How many possibilities are there for the order of the lecturers?
I have modelled the problem like that - each presentation is assigned to a lecturer:
$$\{D_1, D_2, D_3, M_1, M_1, M_2, M_2, M_3, M_3, B_1, B_1, B_2, B_2, B_3, B_3, P\}$$
Now my guess was to get the possibilities for the order for all of the presentations and subtracting all the possibilities, where a lecturer with 2 presentations gives them consecutively.
For the order of presentations, where each lecturer gives only one presentation until starts its own one (one example)
$$presentations:=\{D_1, D_2, D_3, M_1, M_2, M_1, M_3, M_2, M_3, B_1, B_2, B_1, B_3, B_2, B_3, P\}$$
there results the same order of lecturers: $$order of lecturers:=\{D_1, D_2, D_3, M_1, M_2, M_1, M_3, M_2, M_3, B_1, B_2, B_1, B_3, B_2, B_3, P\}$$
If we look at the possibilities, where lecturers can give their presentations consecutively (a person with two presentations will give one and after that the next one)

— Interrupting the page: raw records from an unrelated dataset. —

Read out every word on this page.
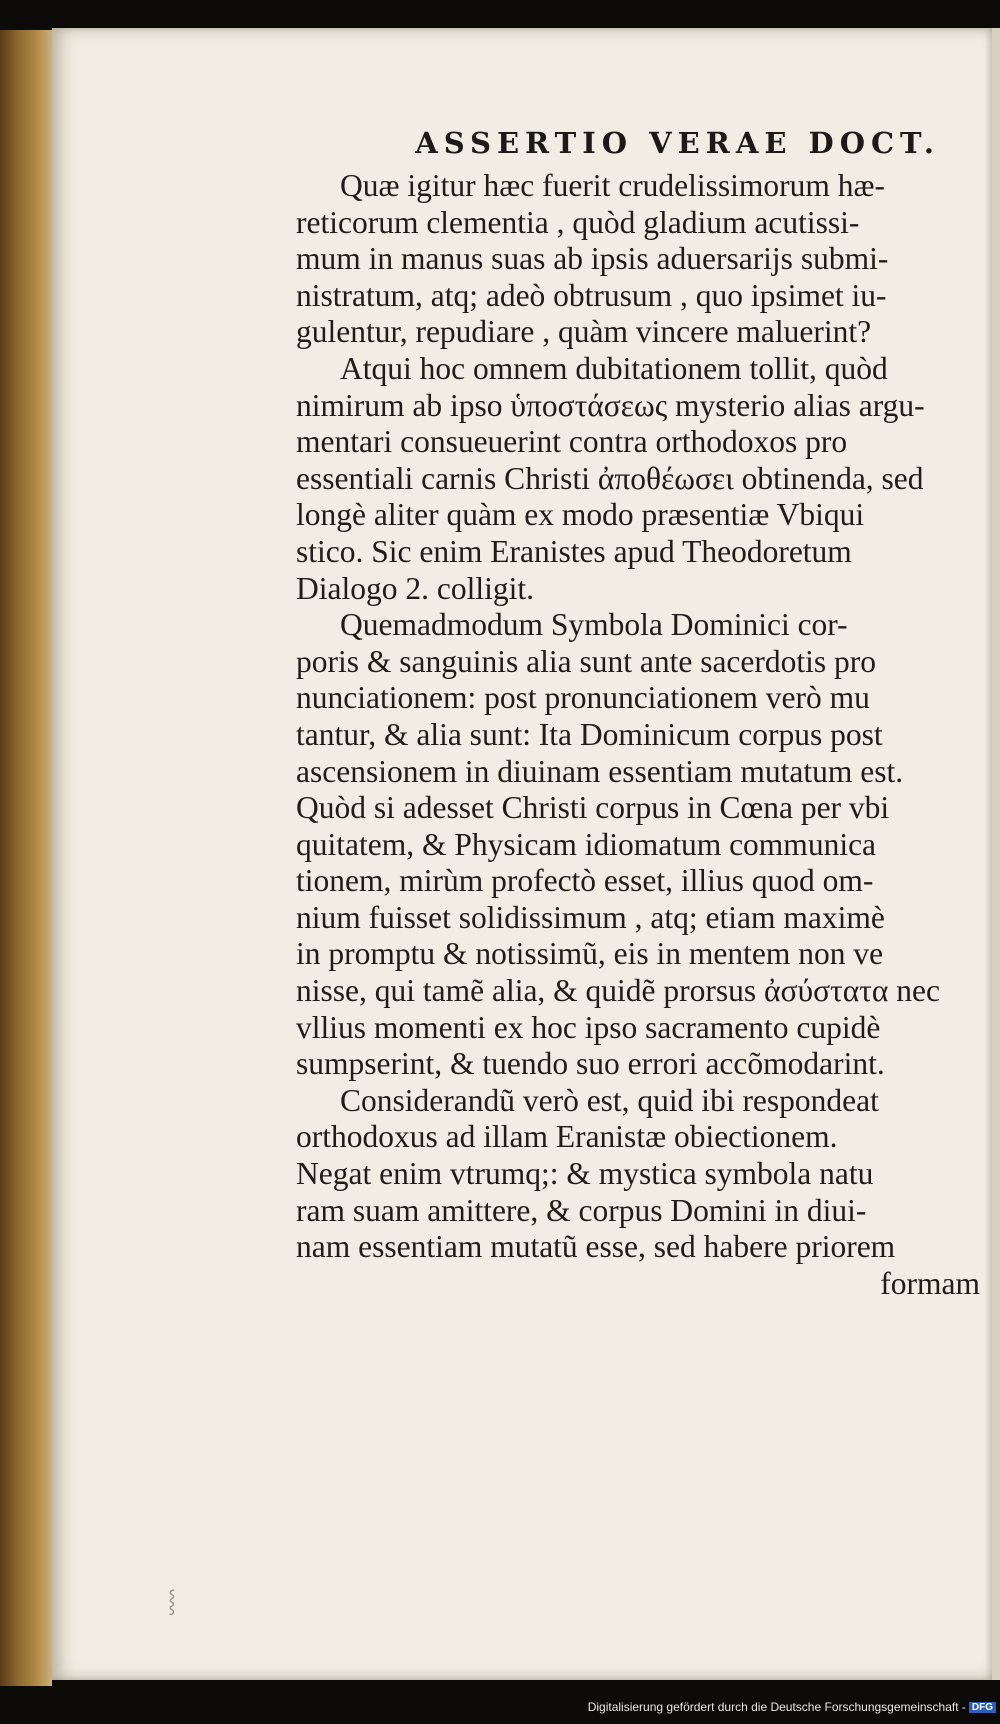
ASSERTIO VERAE DOCT.
Quæ igitur hæc fuerit crudelissimorum hæ-
reticorum clementia , quòd gladium acutissi-
mum in manus suas ab ipsis aduersarijs submi-
nistratum, atq; adeò obtrusum , quo ipsimet iu-
gulentur, repudiare , quàm vincere maluerint?
Atqui hoc omnem dubitationem tollit, quòd
nimirum ab ipso ὑποστάσεως mysterio alias argu-
mentari consueuerint contra orthodoxos pro
essentiali carnis Christi ἀποθέωσει obtinenda, sed
longè aliter quàm ex modo præsentiæ Vbiqui
stico. Sic enim Eranistes apud Theodoretum
Dialogo 2. colligit.
Quemadmodum Symbola Dominici cor-
poris & sanguinis alia sunt ante sacerdotis pro
nunciationem: post pronunciationem verò mu
tantur, & alia sunt: Ita Dominicum corpus post
ascensionem in diuinam essentiam mutatum est.
Quòd si adesset Christi corpus in Cœna per vbi
quitatem, & Physicam idiomatum communica
tionem, mirùm profectò esset, illius quod om-
nium fuisset solidissimum , atq; etiam maximè
in promptu & notissimũ, eis in mentem non ve
nisse, qui tamẽ alia, & quidẽ prorsus ἀσύστατα nec
vllius momenti ex hoc ipso sacramento cupidè
sumpserint, & tuendo suo errori accõmodarint.
Considerandũ verò est, quid ibi respondeat
orthodoxus ad illam Eranistæ obiectionem.
Negat enim vtrumq;: & mystica symbola natu
ram suam amittere, & corpus Domini in diui-
nam essentiam mutatũ esse, sed habere priorem
formam
⸾
Digitalisierung gefördert durch die Deutsche Forschungsgemeinschaft - DFG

$$presentations:=\{D_1, D_2, D_3, M_1, M_1, M_2, M_2, M_3, M_3, B_1, B_1, B_2, B_2, B_3, B_3, P\}$$
results a shorter order of lecturers:
$$order of lecturers:=\{D_1, D_2, D_3, M_1, M_2, M_3, B_1, B_2, B_3, P\}$$
So I have first calculated the possibilities for $16$ presentations and then subtracted the possibilities for $10$ (possibilities where lecturers give presentations consecutively).
$\frac{16!}{(16-16)!}- \frac{10!}{(10-10)!}= 20 922 789 888 000 - 3 628 800 = 20 922 786 259 200$
Question: Could that be correct? And a more important one: Is there a better and elegant way to solve that task?